In the whirlwind logistics of getting out of the house in the morning, disaster strikes: Duckies, Bobo, and Pillow don't make the trip. But is it Jason's fault? [hint: if you find yourself quoting George Bush in your explanation to your wife, it's your fault.] [pet cobra, via parents behaving badly]
Back in the old days, they used to say those all-gums 1-year-olds were just "dumb in teeth." On the bright side, they're very "smart in drool." [not-for-profit dad]
When a Baltimore woman had quintuplets, local retailers donated a year's supply of Y's and mid-name capital letters.

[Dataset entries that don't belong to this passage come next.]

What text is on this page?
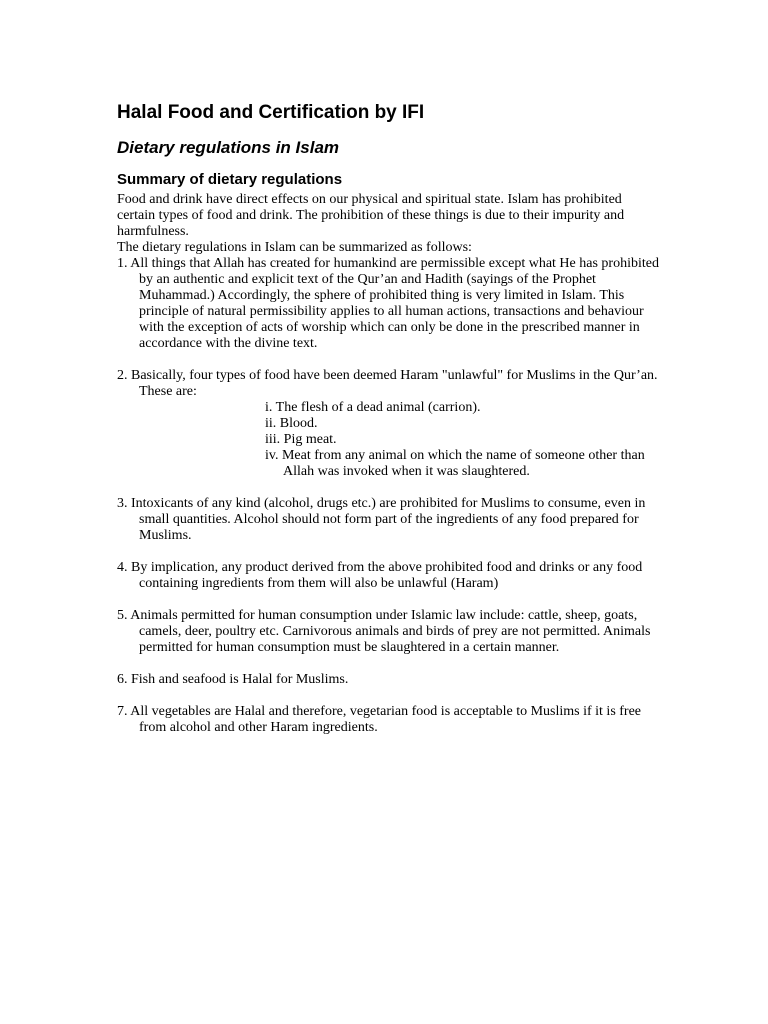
Halal Food and Certification by IFI
Dietary regulations in Islam
Summary of dietary regulations

Food and drink have direct effects on our physical and spiritual state. Islam has prohibited certain types of food and drink. The prohibition of these things is due to their impurity and harmfulness.

The dietary regulations in Islam can be summarized as follows:

1. All things that Allah has created for humankind are permissible except what He has prohibited by an authentic and explicit text of the Qur’an and Hadith (sayings of the Prophet Muhammad.) Accordingly, the sphere of prohibited thing is very limited in Islam. This principle of natural permissibility applies to all human actions, transactions and behaviour with the exception of acts of worship which can only be done in the prescribed manner in accordance with the divine text.
2. Basically, four types of food have been deemed Haram "unlawful" for Muslims in the Qur’an. These are:
i. The flesh of a dead animal (carrion).
ii. Blood.
iii. Pig meat.
iv. Meat from any animal on which the name of someone other than Allah was invoked when it was slaughtered.
3. Intoxicants of any kind (alcohol, drugs etc.) are prohibited for Muslims to consume, even in small quantities. Alcohol should not form part of the ingredients of any food prepared for Muslims.
4. By implication, any product derived from the above prohibited food and drinks or any food containing ingredients from them will also be unlawful (Haram)
5. Animals permitted for human consumption under Islamic law include: cattle, sheep, goats, camels, deer, poultry etc. Carnivorous animals and birds of prey are not permitted. Animals permitted for human consumption must be slaughtered in a certain manner.
6. Fish and seafood is Halal for Muslims.
7. All vegetables are Halal and therefore, vegetarian food is acceptable to Muslims if it is free from alcohol and other Haram ingredients.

There weren't enough for poor little Jade, though. Won't you help? Please send your extra Y's to bloggingbaby today.
The kid'll be one in seven months, and the parents had hoped to get around $15k for the advertising space on his chest, butt, and forehead. They got $650. Stop by their site, Tampa Bay Drunks, before May to see who the winning advertiser is. [via bloggingbaby, who's seen this kind of thing before]

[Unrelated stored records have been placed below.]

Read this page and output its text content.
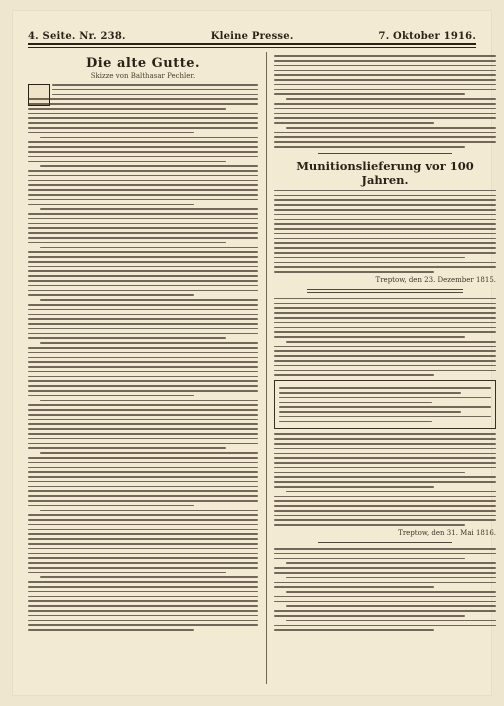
4. Seite. Nr. 238.	Kleine Presse.	7. Oktober 1916.
Die alte Gutte.
Skizze von Balthasar Pechler.
Munitionslieferung vor 100 Jahren.
Treptow, den 23. Dezember 1815.
Treptow, den 31. Mai 1816.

thDad makes like NY1 and reads the parenting magazines for us. Which is how he found an actually informative article about making the most of playing at different stages of development. [learning through playtime - thdad]
TwoBert, Laid-Off Dad's 2nd kid, is now 4 months old and is smart in both teeth and drool. [lod]
How to deal with a diaper blowout on someone else's white carpet? What to do when your breastfeeding kid goes looking for a pick-me-up in someone else's blouse? Metrodad asks the tough questions.
I saw and lost an email about birth announcements that look like movie posters. Fortunately, Modern Day Dad found it. 5StarBaby.com.
"Doula, where's my car?" heh. Simple Dad's top ten things learned in childbirth class. [simple dad]
Sleep-around mom tells half-black kid no, he's just got a skin condition. Years later, no hilarity ensues. [via pbb. Wasn't this guy on This American Life a few years back?]
Finally, Thudguard has an ideal customer segment: the newborn children of 15-year-old idiot dads. [via who else but pbb?]